1. Combine the Egg Whites and 100g of White Granulated Sugar in the bowl of an electric mixer fitted with a whisk attachment and begin to make a French MeringueAt the same time, combine the 300g of White Granulated Sugar and Water in a medium saucepan over high heat. Heat Sugar and Water mixture (i.e. Simple Syrup) to the Soft-Ball Stage - approximately 240 degrees Fahrenheit (116 degrees Celsius).

Chef's Note: Timing is important. The French Meringue should start to come together as the Simple Syrup is approaching temperature.

2. As the Simple Syrup reaches temperature, increase the mixer speed to high and stream the hot Simple Syrup down the side of the mixer bowl into the whipping Meringue. Continue to whip the Meringue until it reaches stiff peaks and has cooled close to room temperature (i.e. the mixer bowl should not feel hot).

3. Change to the paddle attachment and continue beating on high speed. Add the Salt and Vanilla Extract, then slowly add the cubes of soft Butter. Continue beating the mixture until the pieces of Butter are fully incorporated and the Italian Buttercream comes together into a smooth, shiny Frosting.
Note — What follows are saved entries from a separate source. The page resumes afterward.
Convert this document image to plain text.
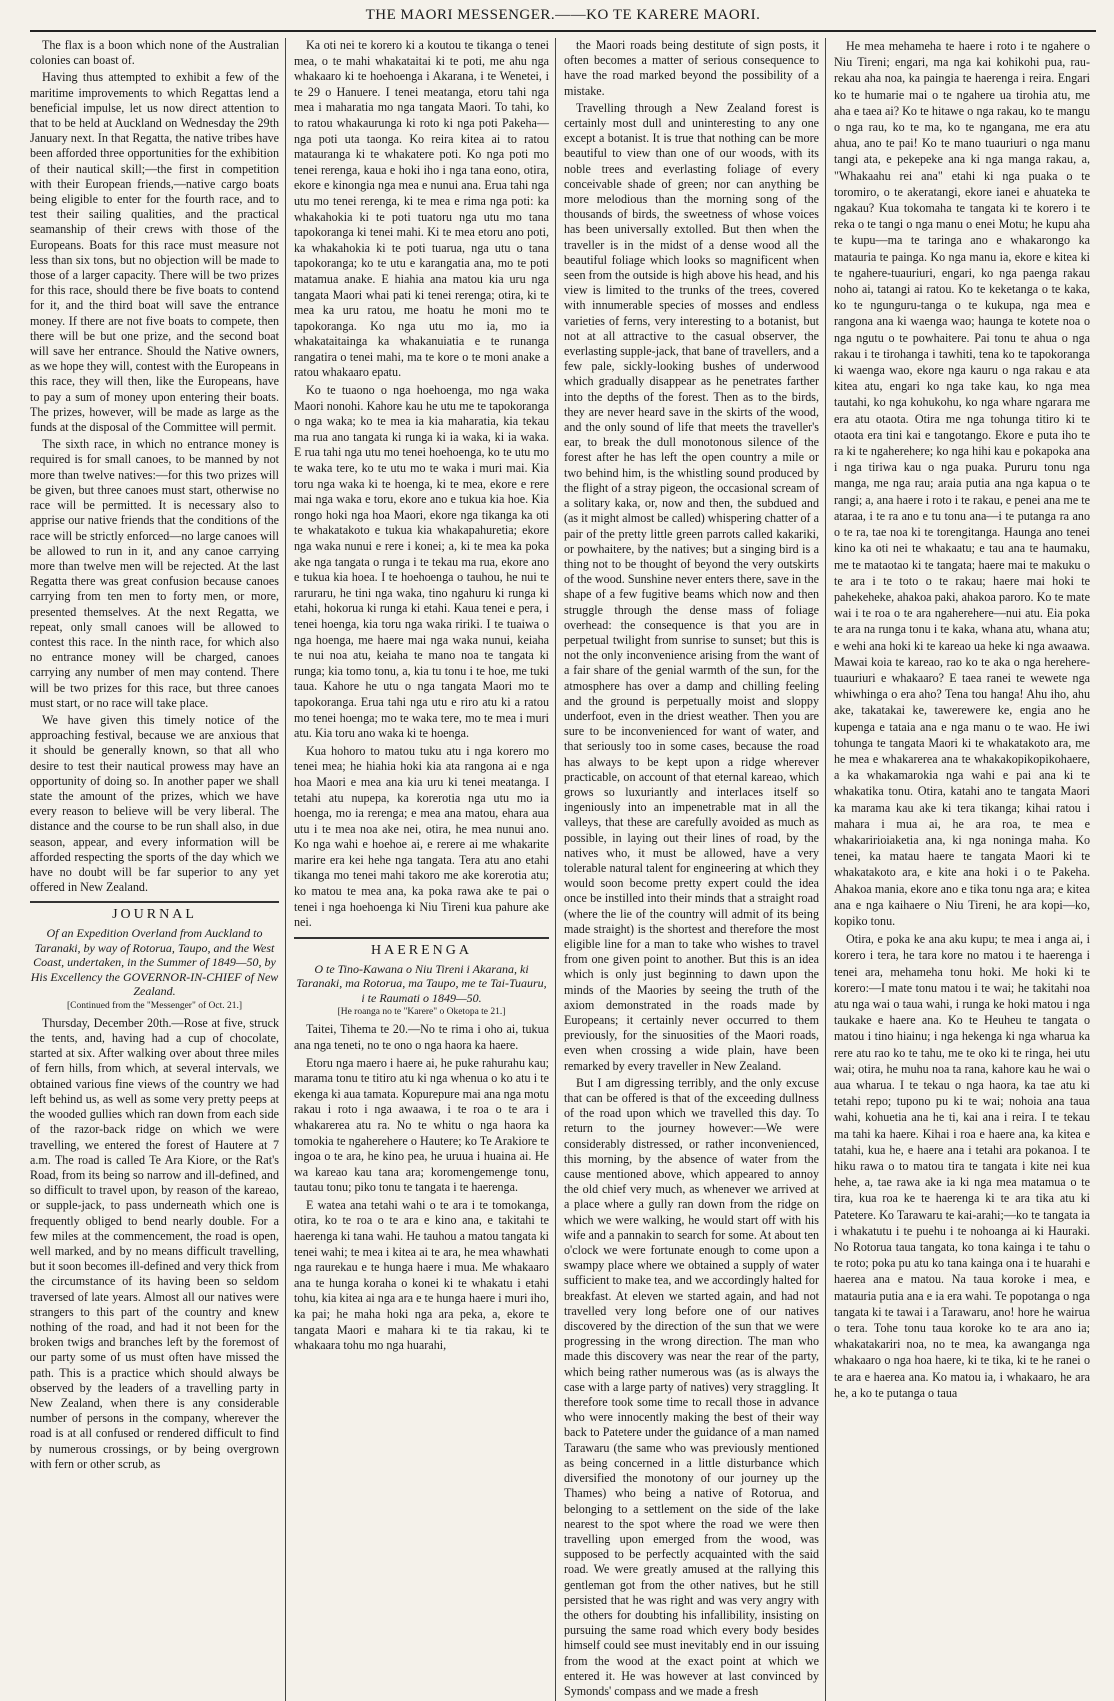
THE MAORI MESSENGER.——KO TE KARERE MAORI.

The flax is a boon which none of the Australian colonies can boast of.

Having thus attempted to exhibit a few of the maritime improvements to which Regattas lend a beneficial impulse, let us now direct attention to that to be held at Auckland on Wednesday the 29th January next. In that Regatta, the native tribes have been afforded three opportunities for the exhibition of their nautical skill;—the first in competition with their European friends,—native cargo boats being eligible to enter for the fourth race, and to test their sailing qualities, and the practical seamanship of their crews with those of the Europeans. Boats for this race must measure not less than six tons, but no objection will be made to those of a larger capacity. There will be two prizes for this race, should there be five boats to contend for it, and the third boat will save the entrance money. If there are not five boats to compete, then there will be but one prize, and the second boat will save her entrance. Should the Native owners, as we hope they will, contest with the Europeans in this race, they will then, like the Europeans, have to pay a sum of money upon entering their boats. The prizes, however, will be made as large as the funds at the disposal of the Committee will permit.

The sixth race, in which no entrance money is required is for small canoes, to be manned by not more than twelve natives:—for this two prizes will be given, but three canoes must start, otherwise no race will be permitted. It is necessary also to apprise our native friends that the conditions of the race will be strictly enforced—no large canoes will be allowed to run in it, and any canoe carrying more than twelve men will be rejected. At the last Regatta there was great confusion because canoes carrying from ten men to forty men, or more, presented themselves. At the next Regatta, we repeat, only small canoes will be allowed to contest this race. In the ninth race, for which also no entrance money will be charged, canoes carrying any number of men may contend. There will be two prizes for this race, but three canoes must start, or no race will take place.

We have given this timely notice of the approaching festival, because we are anxious that it should be generally known, so that all who desire to test their nautical prowess may have an opportunity of doing so. In another paper we shall state the amount of the prizes, which we have every reason to believe will be very liberal. The distance and the course to be run shall also, in due season, appear, and every information will be afforded respecting the sports of the day which we have no doubt will be far superior to any yet offered in New Zealand.

JOURNAL
Of an Expedition Overland from Auckland to Taranaki, by way of Rotorua, Taupo, and the West Coast, undertaken, in the Summer of 1849—50, by His Excellency the GOVERNOR-IN-CHIEF of New Zealand.
[Continued from the "Messenger" of Oct. 21.]

Thursday, December 20th.—Rose at five, struck the tents, and, having had a cup of chocolate, started at six. After walking over about three miles of fern hills, from which, at several intervals, we obtained various fine views of the country we had left behind us, as well as some very pretty peeps at the wooded gullies which ran down from each side of the razor-back ridge on which we were travelling, we entered the forest of Hautere at 7 a.m. The road is called Te Ara Kiore, or the Rat's Road, from its being so narrow and ill-defined, and so difficult to travel upon, by reason of the kareao, or supple-jack, to pass underneath which one is frequently obliged to bend nearly double. For a few miles at the commencement, the road is open, well marked, and by no means difficult travelling, but it soon becomes ill-defined and very thick from the circumstance of its having been so seldom traversed of late years. Almost all our natives were strangers to this part of the country and knew nothing of the road, and had it not been for the broken twigs and branches left by the foremost of our party some of us must often have missed the path. This is a practice which should always be observed by the leaders of a travelling party in New Zealand, when there is any considerable number of persons in the company, wherever the road is at all confused or rendered difficult to find by numerous crossings, or by being overgrown with fern or other scrub, as

Ka oti nei te korero ki a koutou te tikanga o tenei mea, o te mahi whakataitai ki te poti, me ahu nga whakaaro ki te hoehoenga i Akarana, i te Wenetei, i te 29 o Hanuere. I tenei meatanga, etoru tahi nga mea i maharatia mo nga tangata Maori. To tahi, ko to ratou whakaurunga ki roto ki nga poti Pakeha—nga poti uta taonga. Ko reira kitea ai to ratou matauranga ki te whakatere poti. Ko nga poti mo tenei rerenga, kaua e hoki iho i nga tana eono, otira, ekore e kinongia nga mea e nunui ana. Erua tahi nga utu mo tenei rerenga, ki te mea e rima nga poti: ka whakahokia ki te poti tuatoru nga utu mo tana tapokoranga ki tenei mahi. Ki te mea etoru ano poti, ka whakahokia ki te poti tuarua, nga utu o tana tapokoranga; ko te utu e karangatia ana, mo te poti matamua anake. E hiahia ana matou kia uru nga tangata Maori whai pati ki tenei rerenga; otira, ki te mea ka uru ratou, me hoatu he moni mo te tapokoranga. Ko nga utu mo ia, mo ia whakataitainga ka whakanuiatia e te runanga rangatira o tenei mahi, ma te kore o te moni anake a ratou whakaaro epatu.

Ko te tuaono o nga hoehoenga, mo nga waka Maori nonohi. Kahore kau he utu me te tapokoranga o nga waka; ko te mea ia kia maharatia, kia tekau ma rua ano tangata ki runga ki ia waka, ki ia waka. E rua tahi nga utu mo tenei hoehoenga, ko te utu mo te waka tere, ko te utu mo te waka i muri mai. Kia toru nga waka ki te hoenga, ki te mea, ekore e rere mai nga waka e toru, ekore ano e tukua kia hoe. Kia rongo hoki nga hoa Maori, ekore nga tikanga ka oti te whakatakoto e tukua kia whakapahuretia; ekore nga waka nunui e rere i konei; a, ki te mea ka poka ake nga tangata o runga i te tekau ma rua, ekore ano e tukua kia hoea. I te hoehoenga o tauhou, he nui te raruraru, he tini nga waka, tino ngahuru ki runga ki etahi, hokorua ki runga ki etahi. Kaua tenei e pera, i tenei hoenga, kia toru nga waka ririki. I te tuaiwa o nga hoenga, me haere mai nga waka nunui, keiaha te nui noa atu, keiaha te mano noa te tangata ki runga; kia tomo tonu, a, kia tu tonu i te hoe, me tuki taua. Kahore he utu o nga tangata Maori mo te tapokoranga. Erua tahi nga utu e riro atu ki a ratou mo tenei hoenga; mo te waka tere, mo te mea i muri atu. Kia toru ano waka ki te hoenga.

Kua hohoro to matou tuku atu i nga korero mo tenei mea; he hiahia hoki kia ata rangona ai e nga hoa Maori e mea ana kia uru ki tenei meatanga. I tetahi atu nupepa, ka korerotia nga utu mo ia hoenga, mo ia rerenga; e mea ana matou, ehara aua utu i te mea noa ake nei, otira, he mea nunui ano. Ko nga wahi e hoehoe ai, e rerere ai me whakarite marire era kei hehe nga tangata. Tera atu ano etahi tikanga mo tenei mahi takoro me ake korerotia atu; ko matou te mea ana, ka poka rawa ake te pai o tenei i nga hoehoenga ki Niu Tireni kua pahure ake nei.

HAERENGA
O te Tino-Kawana o Niu Tireni i Akarana, ki Taranaki, ma Rotorua, ma Taupo, me te Tai-Tuauru, i te Raumati o 1849—50.
[He roanga no te "Karere" o Oketopa te 21.]

Taitei, Tihema te 20.—No te rima i oho ai, tukua ana nga teneti, no te ono o nga haora ka haere.

Etoru nga maero i haere ai, he puke rahurahu kau; marama tonu te titiro atu ki nga whenua o ko atu i te ekenga ki aua tamata. Kopurepure mai ana nga motu rakau i roto i nga awaawa, i te roa o te ara i whakarerea atu ra. No te whitu o nga haora ka tomokia te ngaherehere o Hautere; ko Te Arakiore te ingoa o te ara, he kino pea, he uruua i huaina ai. He wa kareao kau tana ara; koromengemenge tonu, tautau tonu; piko tonu te tangata i te haerenga.

E watea ana tetahi wahi o te ara i te tomokanga, otira, ko te roa o te ara e kino ana, e takitahi te haerenga ki tana wahi. He tauhou a matou tangata ki tenei wahi; te mea i kitea ai te ara, he mea whawhati nga raurekau e te hunga haere i mua. Me whakaaro ana te hunga koraha o konei ki te whakatu i etahi tohu, kia kitea ai nga ara e te hunga haere i muri iho, ka pai; he maha hoki nga ara peka, a, ekore te tangata Maori e mahara ki te tia rakau, ki te whakaara tohu mo nga huarahi,

the Maori roads being destitute of sign posts, it often becomes a matter of serious consequence to have the road marked beyond the possibility of a mistake.

Travelling through a New Zealand forest is certainly most dull and uninteresting to any one except a botanist. It is true that nothing can be more beautiful to view than one of our woods, with its noble trees and everlasting foliage of every conceivable shade of green; nor can anything be more melodious than the morning song of the thousands of birds, the sweetness of whose voices has been universally extolled. But then when the traveller is in the midst of a dense wood all the beautiful foliage which looks so magnificent when seen from the outside is high above his head, and his view is limited to the trunks of the trees, covered with innumerable species of mosses and endless varieties of ferns, very interesting to a botanist, but not at all attractive to the casual observer, the everlasting supple-jack, that bane of travellers, and a few pale, sickly-looking bushes of underwood which gradually disappear as he penetrates farther into the depths of the forest. Then as to the birds, they are never heard save in the skirts of the wood, and the only sound of life that meets the traveller's ear, to break the dull monotonous silence of the forest after he has left the open country a mile or two behind him, is the whistling sound produced by the flight of a stray pigeon, the occasional scream of a solitary kaka, or, now and then, the subdued and (as it might almost be called) whispering chatter of a pair of the pretty little green parrots called kakariki, or powhaitere, by the natives; but a singing bird is a thing not to be thought of beyond the very outskirts of the wood. Sunshine never enters there, save in the shape of a few fugitive beams which now and then struggle through the dense mass of foliage overhead: the consequence is that you are in perpetual twilight from sunrise to sunset; but this is not the only inconvenience arising from the want of a fair share of the genial warmth of the sun, for the atmosphere has over a damp and chilling feeling and the ground is perpetually moist and sloppy underfoot, even in the driest weather. Then you are sure to be inconvenienced for want of water, and that seriously too in some cases, because the road has always to be kept upon a ridge wherever practicable, on account of that eternal kareao, which grows so luxuriantly and interlaces itself so ingeniously into an impenetrable mat in all the valleys, that these are carefully avoided as much as possible, in laying out their lines of road, by the natives who, it must be allowed, have a very tolerable natural talent for engineering at which they would soon become pretty expert could the idea once be instilled into their minds that a straight road (where the lie of the country will admit of its being made straight) is the shortest and therefore the most eligible line for a man to take who wishes to travel from one given point to another. But this is an idea which is only just beginning to dawn upon the minds of the Maories by seeing the truth of the axiom demonstrated in the roads made by Europeans; it certainly never occurred to them previously, for the sinuosities of the Maori roads, even when crossing a wide plain, have been remarked by every traveller in New Zealand.

But I am digressing terribly, and the only excuse that can be offered is that of the exceeding dullness of the road upon which we travelled this day. To return to the journey however:—We were considerably distressed, or rather inconvenienced, this morning, by the absence of water from the cause mentioned above, which appeared to annoy the old chief very much, as whenever we arrived at a place where a gully ran down from the ridge on which we were walking, he would start off with his wife and a pannakin to search for some. At about ten o'clock we were fortunate enough to come upon a swampy place where we obtained a supply of water sufficient to make tea, and we accordingly halted for breakfast. At eleven we started again, and had not travelled very long before one of our natives discovered by the direction of the sun that we were progressing in the wrong direction. The man who made this discovery was near the rear of the party, which being rather numerous was (as is always the case with a large party of natives) very straggling. It therefore took some time to recall those in advance who were innocently making the best of their way back to Patetere under the guidance of a man named Tarawaru (the same who was previously mentioned as being concerned in a little disturbance which diversified the monotony of our journey up the Thames) who being a native of Rotorua, and belonging to a settlement on the side of the lake nearest to the spot where the road we were then travelling upon emerged from the wood, was supposed to be perfectly acquainted with the said road. We were greatly amused at the rallying this gentleman got from the other natives, but he still persisted that he was right and was very angry with the others for doubting his infallibility, insisting on pursuing the same road which every body besides himself could see must inevitably end in our issuing from the wood at the exact point at which we entered it. He was however at last convinced by Symonds' compass and we made a fresh

He mea mehameha te haere i roto i te ngahere o Niu Tireni; engari, ma nga kai kohikohi pua, rau-rekau aha noa, ka paingia te haerenga i reira. Engari ko te humarie mai o te ngahere ua tirohia atu, me aha e taea ai? Ko te hitawe o nga rakau, ko te mangu o nga rau, ko te ma, ko te ngangana, me era atu ahua, ano te pai! Ko te mano tuauriuri o nga manu tangi ata, e pekepeke ana ki nga manga rakau, a, "Whakaahu rei ana" etahi ki nga puaka o te toromiro, o te akeratangi, ekore ianei e ahuateka te ngakau? Kua tokomaha te tangata ki te korero i te reka o te tangi o nga manu o enei Motu; he kupu aha te kupu—ma te taringa ano e whakarongo ka matauria te painga. Ko nga manu ia, ekore e kitea ki te ngahere-tuauriuri, engari, ko nga paenga rakau noho ai, tatangi ai ratou. Ko te keketanga o te kaka, ko te ngunguru-tanga o te kukupa, nga mea e rangona ana ki waenga wao; haunga te kotete noa o nga ngutu o te powhaitere. Pai tonu te ahua o nga rakau i te tirohanga i tawhiti, tena ko te tapokoranga ki waenga wao, ekore nga kauru o nga rakau e ata kitea atu, engari ko nga take kau, ko nga mea tautahi, ko nga kohukohu, ko nga whare ngarara me era atu otaota. Otira me nga tohunga titiro ki te otaota era tini kai e tangotango. Ekore e puta iho te ra ki te ngaherehere; ko nga hihi kau e pokapoka ana i nga tiriwa kau o nga puaka. Pururu tonu nga manga, me nga rau; araia putia ana nga kapua o te rangi; a, ana haere i roto i te rakau, e penei ana me te ataraa, i te ra ano e tu tonu ana—i te putanga ra ano o te ra, tae noa ki te torengitanga. Haunga ano tenei kino ka oti nei te whakaatu; e tau ana te haumaku, me te mataotao ki te tangata; haere mai te makuku o te ara i te toto o te rakau; haere mai hoki te pahekeheke, ahakoa paki, ahakoa paroro. Ko te mate wai i te roa o te ara ngaherehere—nui atu. Eia poka te ara na runga tonu i te kaka, whana atu, whana atu; e wehi ana hoki ki te kareao ua heke ki nga awaawa. Mawai koia te kareao, rao ko te aka o nga herehere-tuauriuri e whakaaro? E taea ranei te wewete nga whiwhinga o era aho? Tena tou hanga! Ahu iho, ahu ake, takatakai ke, tawerewere ke, engia ano he kupenga e tataia ana e nga manu o te wao. He iwi tohunga te tangata Maori ki te whakatakoto ara, me he mea e whakarerea ana te whakakopikopikohaere, a ka whakamarokia nga wahi e pai ana ki te whakatika tonu. Otira, katahi ano te tangata Maori ka marama kau ake ki tera tikanga; kihai ratou i mahara i mua ai, he ara roa, te mea e whakaririoiaketia ana, ki nga noninga maha. Ko tenei, ka matau haere te tangata Maori ki te whakatakoto ara, e kite ana hoki i o te Pakeha. Ahakoa mania, ekore ano e tika tonu nga ara; e kitea ana e nga kaihaere o Niu Tireni, he ara kopi—ko, kopiko tonu.

Otira, e poka ke ana aku kupu; te mea i anga ai, i korero i tera, he tara kore no matou i te haerenga i tenei ara, mehameha tonu hoki. Me hoki ki te korero:—I mate tonu matou i te wai; he takitahi noa atu nga wai o taua wahi, i runga ke hoki matou i nga taukake e haere ana. Ko te Heuheu te tangata o matou i tino hiainu; i nga hekenga ki nga wharua ka rere atu rao ko te tahu, me te oko ki te ringa, hei utu wai; otira, he muhu noa ta rana, kahore kau he wai o aua wharua. I te tekau o nga haora, ka tae atu ki tetahi repo; tupono pu ki te wai; nohoia ana taua wahi, kohuetia ana he ti, kai ana i reira. I te tekau ma tahi ka haere. Kihai i roa e haere ana, ka kitea e tatahi, kua he, e haere ana i tetahi ara pokanoa. I te hiku rawa o to matou tira te tangata i kite nei kua hehe, a, tae rawa ake ia ki nga mea matamua o te tira, kua roa ke te haerenga ki te ara tika atu ki Patetere. Ko Tarawaru te kai-arahi;—ko te tangata ia i whakatutu i te puehu i te nohoanga ai ki Hauraki. No Rotorua taua tangata, ko tona kainga i te tahu o te roto; poka pu atu ko tana kainga ona i te huarahi e haerea ana e matou. Na taua koroke i mea, e matauria putia ana e ia era wahi. Te popotanga o nga tangata ki te tawai i a Tarawaru, ano! hore he wairua o tera. Tohe tonu taua koroke ko te ara ano ia; whakatakariri noa, no te mea, ka awanganga nga whakaaro o nga hoa haere, ki te tika, ki te he ranei o te ara e haerea ana. Ko matou ia, i whakaaro, he ara he, a ko te putanga o taua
Chef's Note: The Italian Meringue may appear soupy when the Butter is first incorporated. Add all of the Butter and continue beating until it comes together into a more stable Frosting, which will take several minutes. If the Buttercream continues to be too liquid, put the mixing bowl in the refrigerator for several minutes.

Storage:
- Italian Buttercream can be refrigerated for a couple weeks and frozen for several months.
- Before using Italian Buttercream that has been refrigerated or frozen, allow it to temper to room temperature and then beat it smooth in an electric mixer fitted with a paddle attachment.